Just a few months ago, we were told the world was running out of oil.

We had to change our lifestyle and get rid if our gas-guzzling SUV’s now. Anyone not doing so was evil. Smart Cars for all.

Now it seems there’s too much oil, and our good friends at OPEC are scrambling to cut production for the first time in years.

The market has greeted the news of this reduced oil supply by pushing prices down further. Crude has fallen to almost $60.

Now we learn the truth behind “peak oil”.

It wasn’t that the peak oil story wasn’t true. It was the moon shot to $147 that took on a life of its own.

The environmental groups and media told us (with a straight face) that the doubling in oil prices from 2007 to 2008 was a result of our demand - and the shortage of oil - not market speculators.

We’ve been told that Saudi Arabia, the world’s largest producer, is at peak sustainable volume. And they will run out of oil in the not so distant future. ACT NOW!

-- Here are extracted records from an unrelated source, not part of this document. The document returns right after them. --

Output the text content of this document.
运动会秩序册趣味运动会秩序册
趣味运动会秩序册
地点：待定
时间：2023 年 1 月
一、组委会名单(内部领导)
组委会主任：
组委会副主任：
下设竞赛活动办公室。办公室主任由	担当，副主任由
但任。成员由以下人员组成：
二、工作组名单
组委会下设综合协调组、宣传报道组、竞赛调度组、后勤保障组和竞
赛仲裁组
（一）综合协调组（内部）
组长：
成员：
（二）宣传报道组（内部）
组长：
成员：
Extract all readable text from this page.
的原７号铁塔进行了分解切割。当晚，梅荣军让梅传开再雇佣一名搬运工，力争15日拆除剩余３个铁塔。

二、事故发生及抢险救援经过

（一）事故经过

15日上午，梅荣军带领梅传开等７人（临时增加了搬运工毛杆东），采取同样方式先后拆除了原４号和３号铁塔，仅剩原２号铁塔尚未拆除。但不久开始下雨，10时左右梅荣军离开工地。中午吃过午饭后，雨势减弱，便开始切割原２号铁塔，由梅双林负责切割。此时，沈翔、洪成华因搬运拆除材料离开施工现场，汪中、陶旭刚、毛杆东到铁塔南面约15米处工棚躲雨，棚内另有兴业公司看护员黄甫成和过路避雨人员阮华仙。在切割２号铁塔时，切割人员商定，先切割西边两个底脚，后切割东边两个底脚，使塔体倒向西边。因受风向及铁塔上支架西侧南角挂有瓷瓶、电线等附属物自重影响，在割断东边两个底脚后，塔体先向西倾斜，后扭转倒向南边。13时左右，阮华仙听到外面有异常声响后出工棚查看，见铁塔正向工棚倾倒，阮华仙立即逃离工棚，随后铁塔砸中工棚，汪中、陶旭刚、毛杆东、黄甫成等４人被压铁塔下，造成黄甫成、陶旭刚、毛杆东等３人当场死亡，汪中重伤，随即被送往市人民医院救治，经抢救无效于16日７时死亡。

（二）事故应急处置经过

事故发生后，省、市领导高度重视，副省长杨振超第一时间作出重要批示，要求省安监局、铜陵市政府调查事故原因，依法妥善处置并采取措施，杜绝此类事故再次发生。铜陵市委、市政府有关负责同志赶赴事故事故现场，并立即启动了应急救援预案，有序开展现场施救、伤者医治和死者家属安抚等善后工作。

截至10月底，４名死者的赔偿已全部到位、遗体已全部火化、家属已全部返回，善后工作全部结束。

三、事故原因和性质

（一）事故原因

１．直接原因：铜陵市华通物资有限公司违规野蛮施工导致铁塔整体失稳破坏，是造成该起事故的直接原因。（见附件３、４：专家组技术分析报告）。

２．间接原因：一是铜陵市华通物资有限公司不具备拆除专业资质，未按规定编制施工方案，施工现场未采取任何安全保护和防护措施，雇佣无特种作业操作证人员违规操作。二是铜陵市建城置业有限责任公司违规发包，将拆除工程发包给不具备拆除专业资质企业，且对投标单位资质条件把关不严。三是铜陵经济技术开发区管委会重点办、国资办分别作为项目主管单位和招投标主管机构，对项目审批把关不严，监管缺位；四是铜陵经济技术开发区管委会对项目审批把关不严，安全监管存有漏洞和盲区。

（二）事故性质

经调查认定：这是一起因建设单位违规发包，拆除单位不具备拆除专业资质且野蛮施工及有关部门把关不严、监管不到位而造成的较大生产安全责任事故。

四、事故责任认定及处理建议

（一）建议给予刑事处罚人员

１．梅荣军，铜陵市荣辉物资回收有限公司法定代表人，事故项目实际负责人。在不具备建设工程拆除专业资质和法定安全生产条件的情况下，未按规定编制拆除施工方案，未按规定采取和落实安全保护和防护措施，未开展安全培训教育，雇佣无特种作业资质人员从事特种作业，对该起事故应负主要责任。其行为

It’s now safe to say that oil has peaked and the bubble has burst.

With oil prices are falling despite OPEC’s production cuts suggests that demand is falling even faster than OPEC can reduce the supply.

I filled up my SUV yesterday and it cost only $65 at the new inflated gas price (we should only be paying around 75 cents/litre, not 99 cents - saving me another $20).

Now the causality is domestic automobile manufacturers…

The Big Three auto manufacturers are faced with a certain death caused by the run-up in the price of oil and having their products deemed evil. They could have reacted long ago by building cars that matched the market - and they should have stopped building the vehicles no one wants. But that would have meant massive layoffs.

They now need billions just to fill their cash burn needs - combined it is around $15 billion each month.

Throwing money at them won’t solve their problems - they have become socialized institutions.

The only way to fix their problem is to let them go - or have all three merge into one. We don’t need three companies all building crap on our dime. One would do just fine.

It would force them adjust to the market realities, and make the painful transition now so they compete with the rest of the industry.

It may even force to make a product almost as good as Hyundai.

Bailing them out now just means we are extending the inevitable, and making their collapse even larger than it is now.